Atualizado: 29 de jun. de 2021


Répétitions, Max Ernst, 1922

Último Crime: A intenção dessa coluna - que se pretende semanal - é trazer material crítico, preferencialmente inédito em nossa língua, para contribuir com as discussões que permeiam seres humanos e não humanos e sua luta pelo fim da exploração do trabalho, sua busca por autonomia e a superação do modo de produção em que [sobre]vivemos. Os textos que pretendemos publicar neste espaço examinam as diferentes relações estabelecidas, na história e no momento atual, entre os seres (animais) humanos e os seres (animais) não-humanos, dentro da perspectiva dialética, materialista histórica e anticapitalista.

 
“Longe de promover uma abordagem instrumentalista dos animais, o que Marx enfatiza é a relação material que rege a existência entre seres humanos e todas outras espécies.”
 

[...]

Epicuro e a dialética humano-animal

O pensamento materialista histórico de Marx fora profundamente afetado por seus estudos sobre Epicuro - tema de sua tese doutoral [12]. Central para o epicurismo é a perspectiva protoevolucionária e a ênfase na estreita relação material entre seres humanos e outros animais, vez que toda vida emerge da terra. Tal qual os humanos, animais são vistos como seres sencientes, ou seja, capazes de experimentar dor e prazer [13]. Epicuro também aborda a destruição ambiental, incluindo a morte de espécies [14]. Como disse Marx, para o filósofo clássico, "o mundo é meu amigo" [15].

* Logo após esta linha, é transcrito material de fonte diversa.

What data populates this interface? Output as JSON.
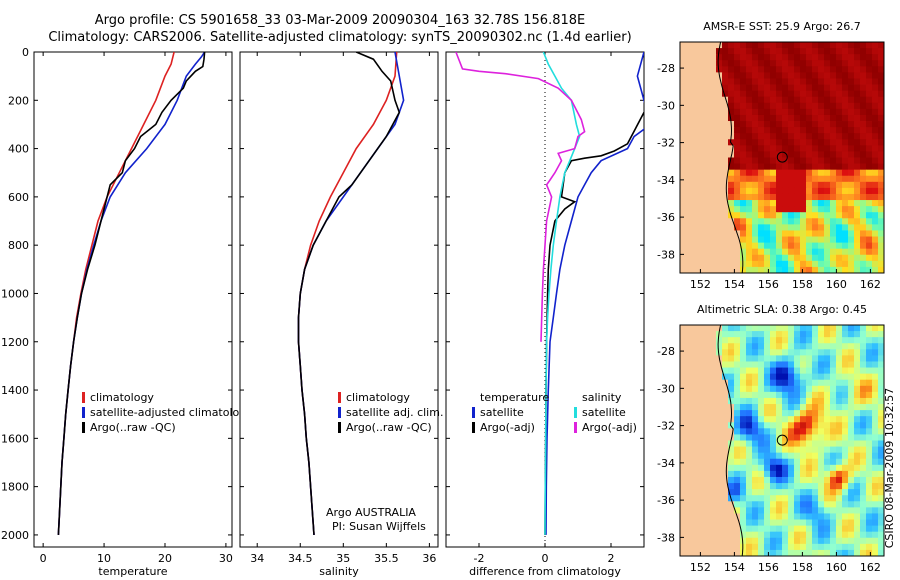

Ironicamente, dada a ênfase do materialismo de Epicuro em uma forte relação homem-animal e a influência dessas questões sobre Marx, tanto Benton como Sztybel - em suas críticas - optaram por citar, sem aludir ao contexto em que foi escrita, uma declaração dos cadernos de anotações sobre Epicuro de Marx, em que este declara: "Se um filósofo não achar ultrajante considerar o ser humano como um animal, não pode ser levado ao entendimento de nada" [16]. Para Benton, esta é uma evidência clara e convincente de um "dualismo humano/animal extremo e inequívoco" por parte de Marx [17]. Similarmente, para Sztybel, a afirmação é uma indicação de que Marx, nesta fase inicial, carece de uma perspectiva naturalista e adota uma abordagem geral instrumentalista em relação aos animais [18].

Nenhuma das críticas, entretanto, examina a concretude real na qual esta frase apareceu - isto é, a crítica marxiana ao ataque de Plutarco ao materialismo epicurista por rejeitar uma religião baseada no medo. Assim, na frase imediatamente anterior, que nem Benton nem Sztybel citam, Marx comunica o que considera ser o ponto de vista de Plutarco: "Pois no medo, e de fato um medo interior, inextinguível, o ser humano passa a ser determinado como animal [desprovido de razão e liberdade], e é absolutamente indiferente ao animal como ele é mantido sob controle" [19]. Marx se opõe, portanto, à polêmica contra Epicuro estabelecida por Plutarco em “Moralia” (coleção de ensaios e discursos transcritos), mais especificamente em “That Epicurus Actually Makes a Pleasant Life Impossible” e “Against Colotes” (Colotes de Lampsacus foi um dos principais discípulos de Epicuro, N.d.T.) [20]. Nesses trabalhos, e particularmente no primeiro deles, Plutarco, seguindo Platão, afirma que a religião das massas deveria ter como base o medo, incluindo o medo da vida após a morte (“The Hell of the Populace”) [21].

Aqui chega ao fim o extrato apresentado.